Strategies for Building Reliable Code

1. Input Validation Everywhere

// Bad: Trust the frontend
function createUser(data) {
  return database.users.insert(data);
}

// Good: Validate everything
function createUser(data) {
  const validated = userSchema.parse(data); // Throws on invalid data
  const sanitized = sanitizeInput(validated);
  return database.users.insert(sanitized);
}

Never assume input is clean, even from your own UI. Browsers can be manipulated, APIs can be called directly, and middleware can fail.

2. Idempotency for All State Changes

# Bad: Can create duplicates
def submit_order(user_id, items):
    order = Order.create(user_id=user_id, items=items)
    return order

# Good: Uses idempotency key
def submit_order(user_id, items, idempotency_key):
    existing = Order.find_by_idempotency_key(idempotency_key)
    if existing:
        return existing

    order = Order.create(
        user_id=user_id,
        items=items,
        idempotency_key=idempotency_key
    )
    return order

Every operation that changes state should be idempotent—running it multiple times should produce the same result as running it once.

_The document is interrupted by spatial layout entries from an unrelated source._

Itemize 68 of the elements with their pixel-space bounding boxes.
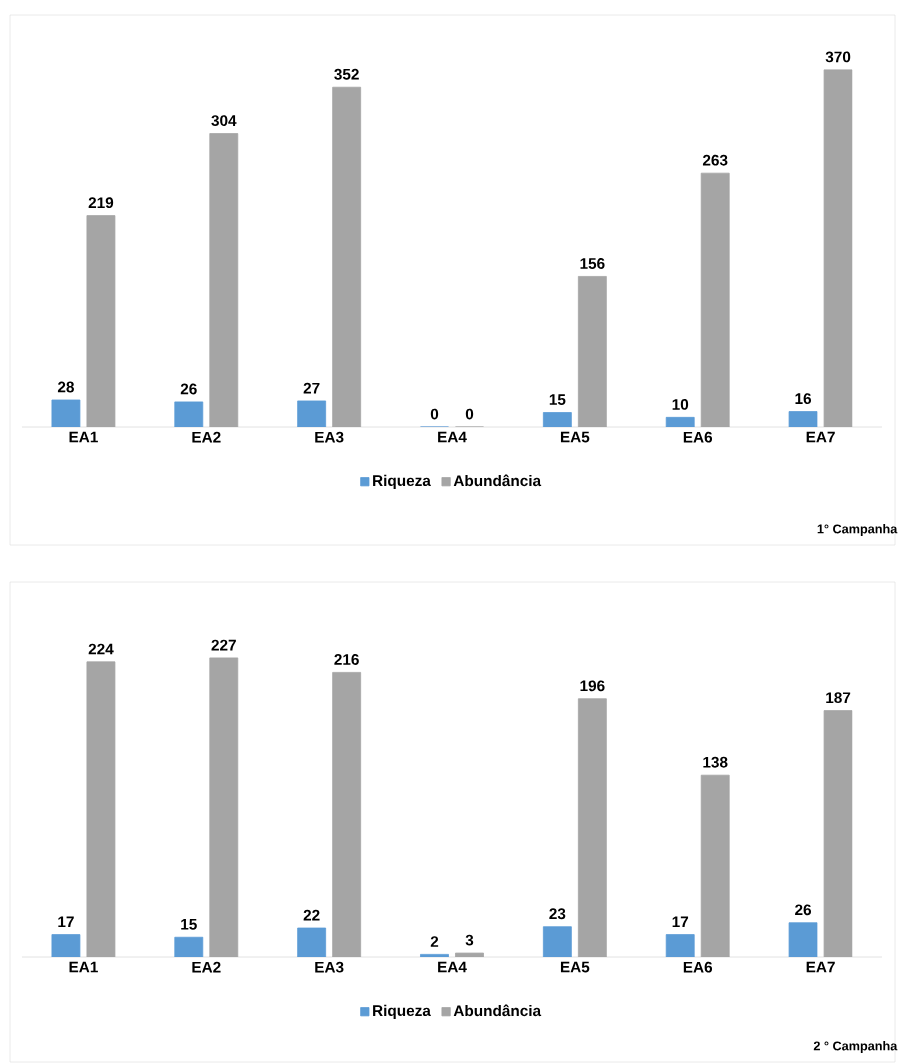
data-label: 23 [549,908,566,920]
x-tick-label: EA2 [192,961,221,973]
data-label: 304 [211,115,237,127]
data-label: 370 [825,51,851,63]
legend-label: Riqueza [373,474,431,490]
data-label: 263 [702,154,728,166]
bar [174,401,204,428]
legend-label: Abundância [453,474,542,487]
bar [420,953,449,958]
x-tick-label: EA4 [438,431,467,443]
bar [665,416,695,428]
x-tick-label: EA1 [69,961,98,973]
bar [297,400,327,428]
bar [86,661,116,958]
bar [51,399,81,428]
x-tick-label: EA4 [438,961,467,973]
bar [174,936,204,958]
bar [542,926,572,958]
bar [297,927,327,958]
x-tick-label: EA7 [806,961,835,973]
data-label: 227 [211,639,236,651]
bar [577,698,607,958]
data-label: 0 [465,408,474,420]
data-label: 27 [303,382,320,394]
bar [209,657,239,958]
bar [455,952,484,958]
data-label: 187 [826,692,851,704]
data-label: 15 [181,919,197,930]
data-label: 26 [180,383,197,395]
data-label: 0 [430,408,439,420]
text: 1° Campanha [817,524,898,536]
x-tick-label: EA5 [560,961,590,973]
data-label: 22 [303,909,320,921]
bar [788,411,818,428]
data-label: 138 [703,756,728,768]
x-tick-label: EA6 [683,961,713,973]
data-label: 28 [57,381,74,393]
x-tick-label: EA1 [69,431,98,443]
legend-label: Riqueza [373,1004,431,1020]
x-tick-label: EA6 [683,431,713,443]
data-label: 2 [430,936,439,947]
x-tick-label: EA3 [315,431,344,443]
bar [788,922,818,958]
x-tick-label: EA5 [560,431,590,443]
bar [51,934,81,958]
bar [332,672,362,958]
data-label: 352 [334,68,359,80]
x-tick-label: EA2 [192,431,221,443]
x-tick-label: EA7 [806,431,835,443]
data-label: 17 [672,916,689,928]
data-label: 156 [580,258,605,269]
data-label: 219 [88,197,114,209]
data-label: 15 [549,394,566,406]
bar [700,774,730,958]
text: 2 ° Campanha [813,1041,898,1053]
bar [665,934,695,958]
data-label: 3 [465,934,474,946]
data-label: 10 [672,398,689,410]
data-label: 16 [795,393,812,405]
legend-label: Abundância [453,1004,542,1017]
data-label: 17 [58,916,74,928]
data-label: 224 [88,643,114,655]
x-tick-label: EA3 [315,961,344,973]
bar [823,710,853,958]
data-label: 26 [795,904,812,916]
data-label: 196 [580,680,605,692]
bar [542,412,572,428]
data-label: 216 [334,654,359,665]
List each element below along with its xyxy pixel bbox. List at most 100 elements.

3. Defensive Database Operations

-- Bad: Assumes the record exists
UPDATE users SET balance = balance - 100 WHERE id = ?;

-- Good: Ensures constraints are maintained
UPDATE users 
SET balance = balance - 100 
WHERE id = ? AND balance >= 100;

-- Then check affected rows to ensure it succeeded

4. Timeouts and Circuit Breakers

// Bad: Wait forever for a response
const response = await fetch(externalAPI);

// Good: Fail fast with timeout
const controller = new AbortController();
const timeout = setTimeout(() => controller.abort(), 5000);

try {
  const response = await fetch(externalAPI, { signal: controller.signal });
  return response;
} catch (error) {
  if (error.name === 'AbortError') {
    // Handle timeout gracefully
    return fallbackResponse();
  }
  throw error;
} finally {
  clearTimeout(timeout);
}

5. Rate Limiting and Resource Protection

from functools import wraps
from flask import request
import time

def rate_limit(max_calls, time_window):
    calls = {}

    def decorator(f):
        @wraps(f)
        def wrapped(*args, **kwargs):
            user_id = get_current_user_id()
            now = time.time()

            # Clean old entries
            calls[user_id] = [t for t in calls.get(user_id, [])
                              if now - t = max_calls:
                return {"error": "Rate limit exceeded"}, 429

            calls[user_id].append(now)
            return f(*args, **kwargs)
        return wrapped
    return decorator

Users will accidentally (or intentionally) hammer your endpoints. Your code needs to protect itself.

The Mindset Shift

Building reliable code requires a mindset shift from “this should work” to “how could this fail?” Start asking questions like:

• What happens if this takes 10 seconds instead of 100 ms?
• What if this function is called with null?
• What if two users do this at the exact same time?
• What if the network fails halfway through?
• What if this external service is down?
• What if someone sends me a 100 MB string?

Testing for Reliability

Unit tests are great, but they rarely catch reliability issues. You need:

• Chaos testing – Randomly kill processes, simulate network failures
• Load testing – See what breaks under pressure
• Fuzzing – Send random garbage input and see what happens
• Concurrent testing – Run multiple instances simultaneously
• Time‑travel testing – Test with system clocks set to edge cases

The Payoff

Yes, building reliable code takes more time upfront. You’ll write more validation logic, more error handling, more defensive checks. But the payoff is enormous:

• Fewer production incidents and 3 AM wake‑up calls
• Reduced support burden
• Increased user trust
• Lower maintenance costs
• Better sleep at night

Conclusion

Your users will make mistakes. They’ll encounter network issues, browser quirks, and timing problems. They’ll use your application in ways you never anticipated. That’s not a bug in your users—it’s the reality of building software for humans.

The question isn’t whether users will do unexpected things. The question is: when they do, will your code handle it gracefully, or will everything fall apart?

Make your code more reliable than the people using it. Your future self (and your on‑call rotation) will thank you.